Op Ed in the San Francisco Chronicle

Op Ed in the San Francisco Chronicle



Prejudging jurors
In real world, stereotypes are factored in


Jay B. Gaskill

The Bay Area media are riveted on the death-penalty appeal of convicted murderer Fred Freeman, whose hearing has become a venue for charges, countercharges, character assassination and gossip. The issue is whether former Alameda County prosecutor Jack Quatman committed misconduct. Quatman, who now practices law in Montana, claimed that he illegally kept several potential jurors off the Freeman jury because of their Jewish-sounding surnames, adding that he did so on the advice of the trial judge, the late Stanley Golde (a practicing Jew). This was a sanctioned practice for jury selection in the Alameda County District Attorney’s Office, Quatman maintained.

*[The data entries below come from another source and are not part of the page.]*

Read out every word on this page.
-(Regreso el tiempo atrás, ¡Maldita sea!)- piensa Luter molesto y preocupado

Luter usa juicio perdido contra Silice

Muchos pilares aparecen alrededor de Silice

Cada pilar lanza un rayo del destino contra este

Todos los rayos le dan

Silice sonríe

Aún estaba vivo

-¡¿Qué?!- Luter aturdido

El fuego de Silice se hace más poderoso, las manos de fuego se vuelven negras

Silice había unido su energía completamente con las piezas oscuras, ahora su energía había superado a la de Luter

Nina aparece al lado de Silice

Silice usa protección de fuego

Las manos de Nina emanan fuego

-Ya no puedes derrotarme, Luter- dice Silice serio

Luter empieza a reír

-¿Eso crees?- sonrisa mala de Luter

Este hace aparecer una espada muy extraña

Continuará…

Quatman must have known that his charges would ignite a firestorm. We’ve been reminded that he left the D.A.’s office embittered because of differences with his boss, Alameda County District Attorney Tom Orloff. I’ll not enter that hornet’s nest, except to observe that the credibility of Orloff, who has testified against Quatman on various points, is excellent.

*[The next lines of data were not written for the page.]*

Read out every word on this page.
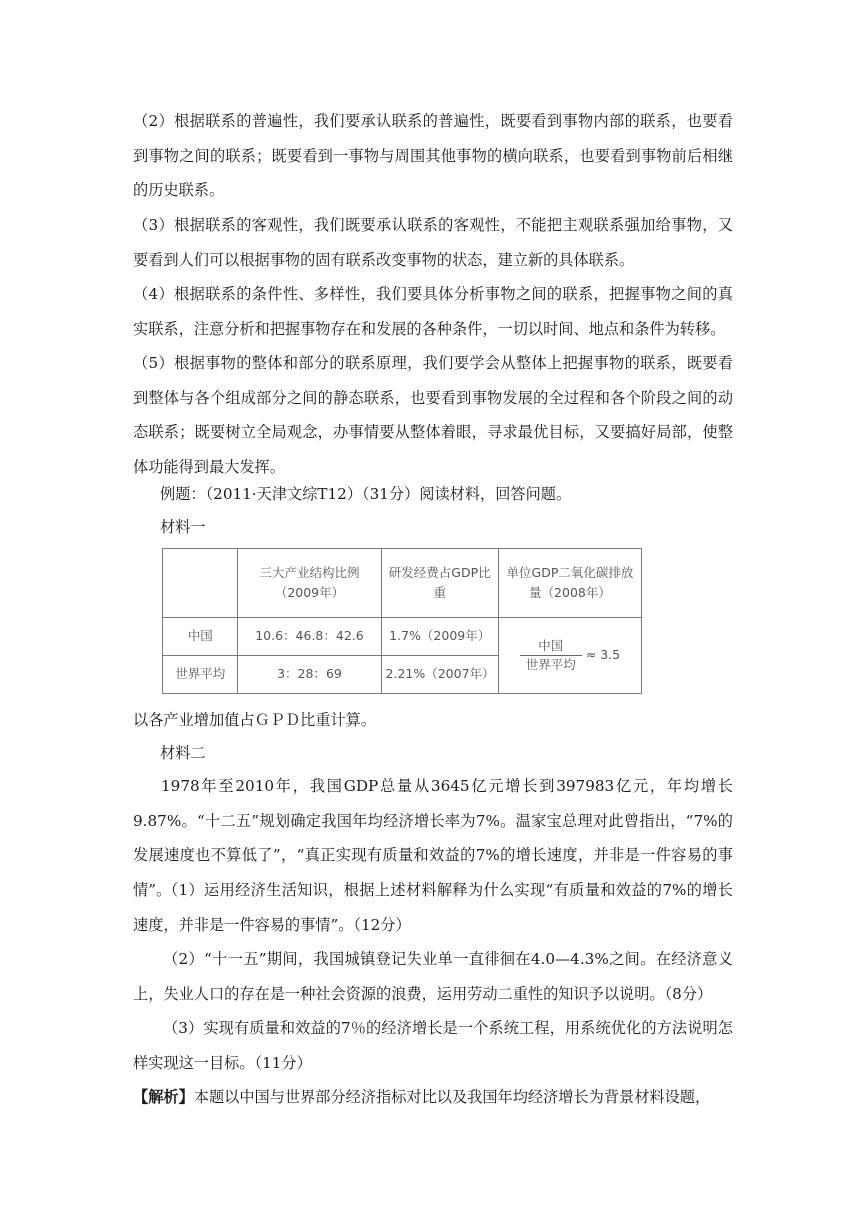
（2）根据联系的普遍性，我们要承认联系的普遍性，既要看到事物内部的联系，也要看到事物之间的联系；既要看到一事物与周围其他事物的横向联系，也要看到事物前后相继的历史联系。

（3）根据联系的客观性，我们既要承认联系的客观性，不能把主观联系强加给事物，又要看到人们可以根据事物的固有联系改变事物的状态，建立新的具体联系。

（4）根据联系的条件性、多样性，我们要具体分析事物之间的联系，把握事物之间的真实联系，注意分析和把握事物存在和发展的各种条件，一切以时间、地点和条件为转移。

（5）根据事物的整体和部分的联系原理，我们要学会从整体上把握事物的联系，既要看到整体与各个组成部分之间的静态联系，也要看到事物发展的全过程和各个阶段之间的动态联系；既要树立全局观念，办事情要从整体着眼，寻求最优目标，又要搞好局部，使整体功能得到最大发挥。

例题：（2011·天津文综T12）（31分）阅读材料，回答问题。

材料一

	三大产业结构比例（2009年）	研发经费占GDP比重	单位GDP二氧化碳排放量（2008年）
中国	10.6：46.8：42.6	1.7%（2009年）	$\frac{\text{中国}}{\text{世界平均}} \approx 3.5$
世界平均	3：28：69	2.21%（2007年）	

以各产业增加值占ＧＰＤ比重计算。

材料二

1978年至2010年，我国GDP总量从3645亿元增长到397983亿元，年均增长9.87%。“十二五”规划确定我国年均经济增长率为7%。温家宝总理对此曾指出，“7%的发展速度也不算低了”，“真正实现有质量和效益的7%的增长速度，并非是一件容易的事情”。

（1）运用经济生活知识，根据上述材料解释为什么实现“有质量和效益的7%的增长速度，并非是一件容易的事情”。（12分）

（2）“十一五”期间，我国城镇登记失业单一直徘徊在4.0—4.3%之间。在经济意义上，失业人口的存在是一种社会资源的浪费，运用劳动二重性的知识予以说明。（8分）

（3）实现有质量和效益的7％的经济增长是一个系统工程，用系统优化的方法说明怎样实现这一目标。（11分）

【解析】本题以中国与世界部分经济指标对比以及我国年均经济增长为背景材料设题，
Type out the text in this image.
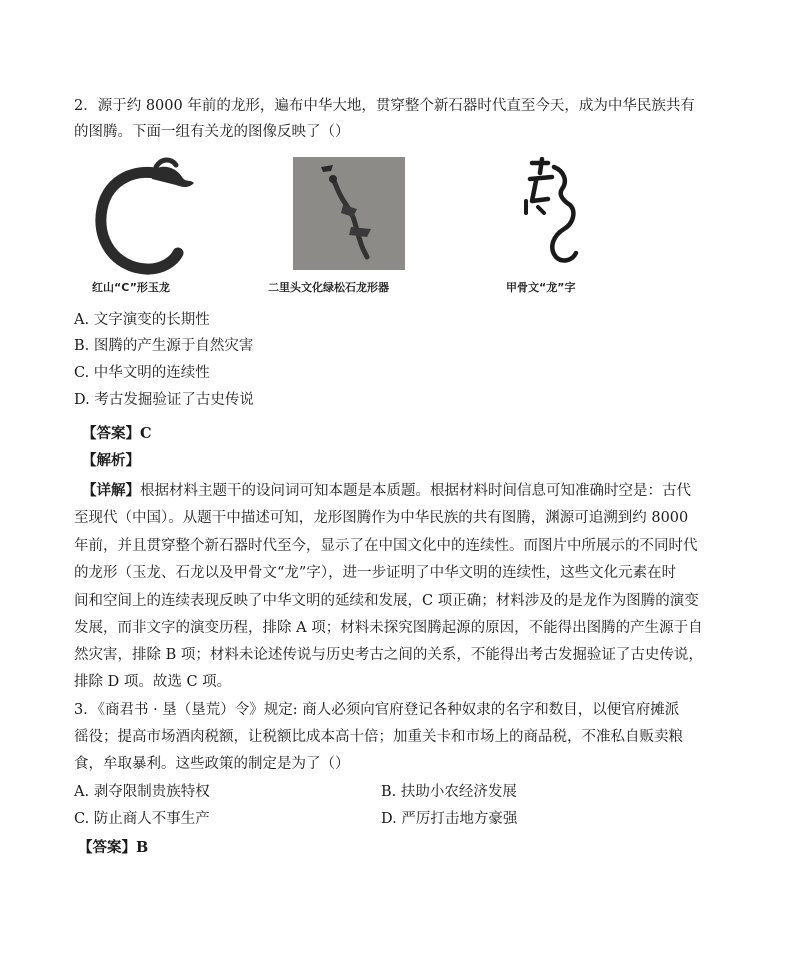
2．源于约 8000 年前的龙形，遍布中华大地，贯穿整个新石器时代直至今天，成为中华民族共有
的图腾。下面一组有关龙的图像反映了（）
红山“C”形玉龙	二里头文化绿松石龙形器	甲骨文“龙”字
A. 文字演变的长期性
B. 图腾的产生源于自然灾害
C. 中华文明的连续性
D. 考古发掘验证了古史传说
【答案】C
【解析】
【详解】根据材料主题干的设问词可知本题是本质题。根据材料时间信息可知准确时空是：古代
至现代（中国）。从题干中描述可知，龙形图腾作为中华民族的共有图腾，渊源可追溯到约 8000
年前，并且贯穿整个新石器时代至今，显示了在中国文化中的连续性。而图片中所展示的不同时代
的龙形（玉龙、石龙以及甲骨文“龙”字），进一步证明了中华文明的连续性，这些文化元素在时
间和空间上的连续表现反映了中华文明的延续和发展，C 项正确；材料涉及的是龙作为图腾的演变
发展，而非文字的演变历程，排除 A 项；材料未探究图腾起源的原因，不能得出图腾的产生源于自
然灾害，排除 B 项；材料未论述传说与历史考古之间的关系，不能得出考古发掘验证了古史传说，
排除 D 项。故选 C 项。
3．《商君书 · 垦（垦荒）令》规定: 商人必须向官府登记各种奴隶的名字和数目，以便官府摊派
徭役；提高市场酒肉税额，让税额比成本高十倍；加重关卡和市场上的商品税，不准私自贩卖粮
食，牟取暴利。这些政策的制定是为了（）
A. 剥夺限制贵族特权	B. 扶助小农经济发展
C. 防止商人不事生产	D. 严厉打击地方豪强
【答案】B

The public, however, needs some perspective. Here is a sketch of the legal landscape:

The law forbids the use of “invidious” criteria like race and religion for almost all official decisions, which means that both are off limits in jury selection. Or are they? Enter the trial lawyers. California allows each side in a criminal case a number of peremptory challenges, which used to mean that “Mr. Smith, you are excused” was never explained. Under law, a pattern of peremptory challenges suggesting use of an invidious criterion is usually objected to.

To meet the objection, the lawyer must come up with a set of noninvidious reasons. Trial lawyers quickly learn that certain human stereotypes are routinely used in jury selection because, bluntly put, they capture strong statistical tendencies. For example, some faiths tend to oppose the death penalty but don’t condemn drinking, while others tend to oppose drinking but not capital punishment. Yes these are only generalizations; that’s why they are stereotypes. But if you’re trying a death-penalty case or a drunk-driving case, you need to know these things. Also, some prospective jurors “lie,” in that they deny or conceal facts about themselves that make them look bad, things like “being unfair” or “not keeping an open mind.”

Even with a jury-selection expert at your side (few law offices can afford them), picking a good jury for your trial is a crapshoot. Not every prospective juror can be given the third degree, and not every answer can be trusted. So trial lawyers go with their educated intuitions. Do stereotypes get factored in? You bet. Stereotypes like the one mentioned in the Freeman imbroglio — that a prospective juror’s Jewish background points to death- penalty opposition — would have been consonant with the late Judge Golde’s experience as a former trial lawyer.

But the real-world meaning of whatever Golde may or may not have told Quatman about this (because both knew the law) would have been to “pay attention.” It would not have prompted a knee-jerk rejection of these potential jurors because they might be Jewish. The reports mention other legitimate factors about these jurors in the record sufficient to justify Quatman’s peremptory challenges. This would normally put the issue to rest.

Death-penalty cases present unusual problems in jury selection, however. The process can be improved, to a point. For example, after the challenges for cause have been ruled on, both sides would be required to submit an entire list of their proposed peremptory challenges to the trial judge. Each side could submit up to four more than the maximum number allowed. The judge would then review both lists, call the attorneys into chambers for mutual disclosure, on-the-record discussions and objections. The judge would then disqualify an equal number for each side (discarding up to four). This, too, is an imperfect solution, but would give the trial court much more control over the “invidious” challenge problem and would cut down on late-breaking allegations such as those in the Freeman case.

Jay B. Gaskill is an attorney and a former Alameda County public defender (1989-99).